Huh, that number is still lower than I expected but again, not a free pass to go after your aunt and I don’t care if she looks like Marisa Tomei or Emilia Clarke.

“Worth the risk?” “No.”

Now all that is for making a healthy baby with no birth defects, but what about the Joffrey factor? Well here’s where we gotta make a bit of a stretch.

We know from the show that out of Cercei and Jaime’s offspring, Myrcella, Tommen, and Joffrey, only the latter caught the asshole bug, giving us a one in three chance of an incest baby turning out very poorly. With such a small sample size, the margin of error is a bit big (about +/- 56% and that’s being generous) but let’s run with it.

Assuming that this asshole bug is genetic defect, then our napkin math turns out a grand percentage range of about 3 to 5% (with a margin of error of +/- 56%) in regards to Jon and Daenerys making another Joffrey.

So folks, if you were worried about having to see another sadistic monster, rest assured that the chances are pretty damn low.

That feeling is mathematics and incest slapping you in the face.

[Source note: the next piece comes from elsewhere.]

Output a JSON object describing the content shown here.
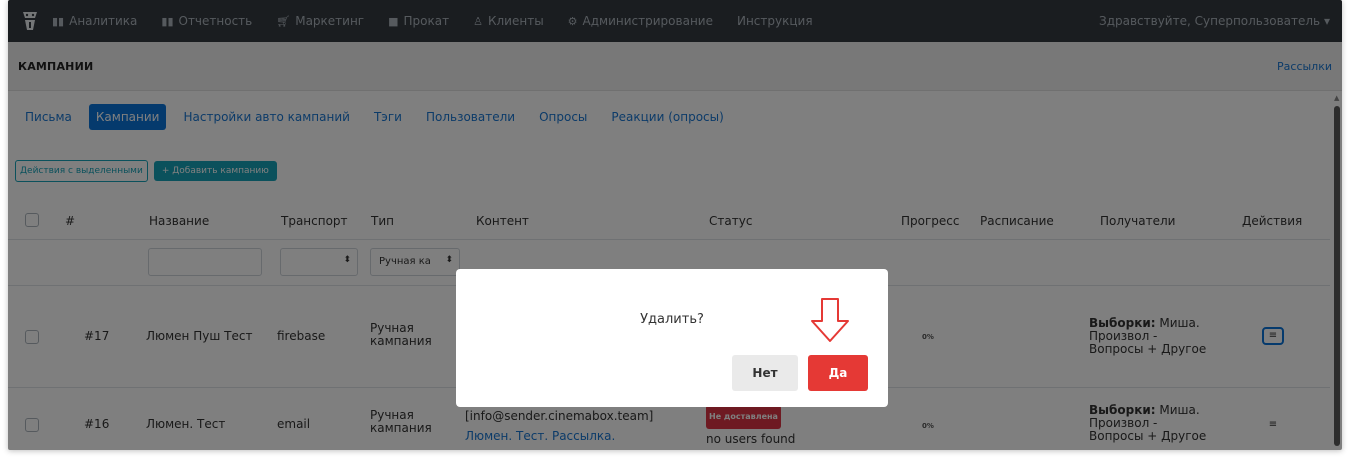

Having answered that long-standing question about Joffrey 2.0, the possibility of it happening is slim to none regardless due to what’s happened on the show so far. With Jon having found out about Daenerys being his aunt in the latest episode, not to mention the upcoming battle against the Night King, it’s likely that the pair will be too busy to even think about getting freaky, not that is a guarantee they will bang again after finding out they’re related.

But then again, incest was a thing the Targaryens did so who the hell knows at this point.

If there was anything to be gained out of this long-winded investigation, it’s that the chances of Joffrey happening again is slim and banging your relos is a big no no, regardless of the lower-than-expected (relatively speaking) birth defect rate.